The news cameras have moved on to other tragedies (and to the Oscars). People have texted their donations. Anderson Cooper is back in New York chasing domestic ambulances. But in Haiti, the nightmare continues. It shall continue for a very long time.
A delegation of U.S. bishops visited Haiti in early March to survey the needs of the people and to assess what more can be done by the church to alleviate their suffering. Archbishop José Gomez of San Antonio has set up an ad hoc committee to lead the relief effort, and he and Cardinal Sean O’Malley of Boston led the mission.
O’Malley has written of the desperate circumstances he saw but of the enormous and deep reservoirs of faith he encountered. “We were all very edified by the faith, resilience, and the spirit and determination of the Haitian people in the face of such tragedy,” O’Malley wrote on his blog last Friday. “The Haitian people have such great faith. They’ve suffered much in their history, yet the spirit that motivates them is their love for God and trust in his providence.”
The church is playing an integral role in the recovery efforts.
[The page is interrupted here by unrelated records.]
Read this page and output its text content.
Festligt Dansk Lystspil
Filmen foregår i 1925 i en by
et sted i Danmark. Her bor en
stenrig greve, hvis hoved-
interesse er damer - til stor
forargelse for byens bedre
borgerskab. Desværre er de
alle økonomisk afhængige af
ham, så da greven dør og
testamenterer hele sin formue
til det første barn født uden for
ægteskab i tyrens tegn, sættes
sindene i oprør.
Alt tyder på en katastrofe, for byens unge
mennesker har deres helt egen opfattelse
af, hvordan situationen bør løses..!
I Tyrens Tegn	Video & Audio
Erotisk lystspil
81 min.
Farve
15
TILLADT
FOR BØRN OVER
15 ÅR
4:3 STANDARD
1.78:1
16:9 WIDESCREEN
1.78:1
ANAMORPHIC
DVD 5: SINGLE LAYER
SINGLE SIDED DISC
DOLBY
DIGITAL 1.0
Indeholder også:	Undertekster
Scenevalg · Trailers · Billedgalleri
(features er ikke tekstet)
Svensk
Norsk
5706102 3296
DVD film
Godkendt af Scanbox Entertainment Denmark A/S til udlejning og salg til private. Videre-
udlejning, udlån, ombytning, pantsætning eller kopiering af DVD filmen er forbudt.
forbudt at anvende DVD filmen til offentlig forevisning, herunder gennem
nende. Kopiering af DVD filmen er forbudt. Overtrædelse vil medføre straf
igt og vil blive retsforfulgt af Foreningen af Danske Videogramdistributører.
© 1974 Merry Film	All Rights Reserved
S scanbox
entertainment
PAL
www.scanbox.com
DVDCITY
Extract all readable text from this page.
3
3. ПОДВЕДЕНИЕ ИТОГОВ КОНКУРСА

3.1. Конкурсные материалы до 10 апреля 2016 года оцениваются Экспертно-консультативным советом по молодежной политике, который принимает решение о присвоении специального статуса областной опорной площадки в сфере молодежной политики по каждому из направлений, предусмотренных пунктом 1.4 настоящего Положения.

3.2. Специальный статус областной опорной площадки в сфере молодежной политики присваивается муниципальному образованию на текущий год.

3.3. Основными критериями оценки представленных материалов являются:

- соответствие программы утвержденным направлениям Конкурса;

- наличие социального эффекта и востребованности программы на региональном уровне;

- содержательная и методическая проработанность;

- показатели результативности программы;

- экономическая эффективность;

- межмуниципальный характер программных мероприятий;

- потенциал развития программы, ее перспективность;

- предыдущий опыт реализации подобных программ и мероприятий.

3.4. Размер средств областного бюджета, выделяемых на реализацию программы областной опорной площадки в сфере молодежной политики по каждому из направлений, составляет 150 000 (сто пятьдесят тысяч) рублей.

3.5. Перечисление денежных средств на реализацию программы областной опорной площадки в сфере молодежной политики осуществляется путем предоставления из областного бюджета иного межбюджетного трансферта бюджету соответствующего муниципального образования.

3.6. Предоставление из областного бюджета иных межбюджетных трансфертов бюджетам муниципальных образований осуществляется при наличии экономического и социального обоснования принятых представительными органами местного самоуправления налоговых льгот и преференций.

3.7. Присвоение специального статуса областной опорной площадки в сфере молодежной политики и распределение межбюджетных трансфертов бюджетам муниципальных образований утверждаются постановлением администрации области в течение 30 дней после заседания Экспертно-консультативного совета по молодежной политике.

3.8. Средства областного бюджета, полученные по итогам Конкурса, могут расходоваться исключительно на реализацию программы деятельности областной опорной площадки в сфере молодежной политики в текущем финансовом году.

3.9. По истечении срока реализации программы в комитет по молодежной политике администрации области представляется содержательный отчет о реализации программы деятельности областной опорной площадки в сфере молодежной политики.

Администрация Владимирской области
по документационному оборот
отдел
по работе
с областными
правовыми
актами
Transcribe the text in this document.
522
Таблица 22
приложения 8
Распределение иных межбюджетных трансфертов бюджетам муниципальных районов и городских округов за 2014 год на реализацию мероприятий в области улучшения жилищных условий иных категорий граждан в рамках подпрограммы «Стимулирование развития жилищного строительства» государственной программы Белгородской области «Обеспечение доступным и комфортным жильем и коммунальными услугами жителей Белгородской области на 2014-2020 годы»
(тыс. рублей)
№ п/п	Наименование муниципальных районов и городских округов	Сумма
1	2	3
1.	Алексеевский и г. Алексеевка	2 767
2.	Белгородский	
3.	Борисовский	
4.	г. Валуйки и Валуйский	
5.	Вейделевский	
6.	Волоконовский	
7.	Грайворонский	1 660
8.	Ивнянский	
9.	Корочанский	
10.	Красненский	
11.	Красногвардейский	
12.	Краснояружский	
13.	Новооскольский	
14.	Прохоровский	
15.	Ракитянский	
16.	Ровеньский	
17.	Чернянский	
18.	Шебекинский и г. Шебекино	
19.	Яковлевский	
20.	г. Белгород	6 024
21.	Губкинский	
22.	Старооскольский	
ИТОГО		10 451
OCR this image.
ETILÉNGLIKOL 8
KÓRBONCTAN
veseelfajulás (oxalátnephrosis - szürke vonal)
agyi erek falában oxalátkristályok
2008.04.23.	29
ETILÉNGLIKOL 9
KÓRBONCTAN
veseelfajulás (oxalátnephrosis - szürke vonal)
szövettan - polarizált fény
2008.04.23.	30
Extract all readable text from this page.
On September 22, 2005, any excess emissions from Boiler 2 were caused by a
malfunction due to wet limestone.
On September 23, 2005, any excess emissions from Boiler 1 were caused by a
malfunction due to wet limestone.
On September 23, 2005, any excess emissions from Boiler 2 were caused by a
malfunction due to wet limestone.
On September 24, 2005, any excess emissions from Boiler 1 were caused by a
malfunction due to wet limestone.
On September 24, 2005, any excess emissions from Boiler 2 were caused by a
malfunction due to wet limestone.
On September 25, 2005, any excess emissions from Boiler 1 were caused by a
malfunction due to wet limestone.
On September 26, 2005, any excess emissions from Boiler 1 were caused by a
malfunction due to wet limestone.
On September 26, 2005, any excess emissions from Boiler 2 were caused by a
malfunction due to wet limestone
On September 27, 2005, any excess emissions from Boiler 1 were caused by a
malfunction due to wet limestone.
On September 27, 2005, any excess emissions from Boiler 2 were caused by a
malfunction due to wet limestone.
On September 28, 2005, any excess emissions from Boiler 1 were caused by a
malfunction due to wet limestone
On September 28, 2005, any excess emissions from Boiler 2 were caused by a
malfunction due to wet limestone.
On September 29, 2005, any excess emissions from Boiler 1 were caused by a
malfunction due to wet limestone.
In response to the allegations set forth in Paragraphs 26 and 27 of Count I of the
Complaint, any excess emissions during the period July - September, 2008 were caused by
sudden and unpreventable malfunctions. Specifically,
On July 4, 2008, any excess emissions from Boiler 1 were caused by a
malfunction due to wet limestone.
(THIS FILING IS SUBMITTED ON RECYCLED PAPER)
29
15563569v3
The nunciature is serving as a hotel for doctors who have come to tend to the victims. Haitian Ministries of the diocese of Norwich, Conn., lost its mission house in the quake, but it has built a temporary facility that is providing food to a nearby slum as well as assistance to two orphanages. Archbishop Roberto González of San Juan, Puerto Rico, told NCR that his archdiocese has set up a clinic at a Vincentian parish in Porte-au-Prince. Three or four doctors from Puerto Rico travel to the island every week to staff it.
As Catholics from a wealthy nation called to help the people of that impoverished nation, it is critical that we first understand the central role the Catholic church plays in Haitian society. Only 10 percent of Haiti’s schools are run by the government; the rest are run privately and mostly by the Catholic church. The same goes for orphanages, poverty relief, hospitals, and a variety of basic social services. The government of Haiti is notoriously inefficient, and people turn to the Catholic church whenever they are in need. In Haiti, a perpetual state of desperate need was exacerbated when the earthquake struck, further straining church resources that were already at the breaking point. Very little infrastructure existed on the island before the quake, and what infrastructure did exist was as often as not under the auspices of the Catholic church.
Fr. Andrew Small, director of the U.S. Conference of Catholic Bishops’ national Collection for the Church in Latin America, accompanied the delegation of U.S. bishops and highlighted the need to focus on education. “Schooling is a priority and will be very expensive to sustain if it’s to be done well,” Small told NCR. “Schools are not even open yet, but getting every kid that wants it a decent education has to be priority No. 1. There’s no limit to the budget needed for schooling.” In the near term, Small recommends that efforts to rebuild churches and school buildings focus on an adjacent gymnasium “that can double as a hurricane refuge center should it be needed. People would know where to go, and the gym could have a small kitchen or dispensary with supplies pre-positioned for times of emergency. At least people would know where to go, and would have somewhere to take shelter during the annual hurricane season.” The church is also working to get its radio station up and running so people can feel connected again.
No one should underestimate the difficulties that continue despite the outpouring of aid so far. Catholic Relief Services has raised some $90 million, but they are still focused on meeting immediate needs, and Fr. Small worries about the long-term planning that must take place. “When the rain came early a couple weeks ago,” he said, “at one point the displaced people were advised they would be better off returning to the rubble from where they came -- a real Lenten image for us all to reflect upon.”
There is indeed much to reflect upon for U.S. Catholics as we consider the plight of the Haitian people. Those reflections lead to a fundamental question and an apt image for the Lenten season. Facing such overwhelming circumstances, we must ask, “What does it mean to be a Catholic Christian?” The question, of course, leads us to ponder what it means to be a neighbor, to love our Haitian neighbors, to stick with them, to continue to give. It also means sending more doctors and teachers and lay missionaries to help the people survive, to make sure Haitians are put to work, to express the solidarity that befits a Christian.
Haiti is an ongoing Good Friday image, a modern crucifixion that can lead us either to awful despair or to a deeper realization that the God we proclaim, especially this season, the God who allowed the sacrifice of his son, understands suffering intimately. The hope beyond this contemporary cross -- Haiti’s resurrection -- is a project that requires something from all of us.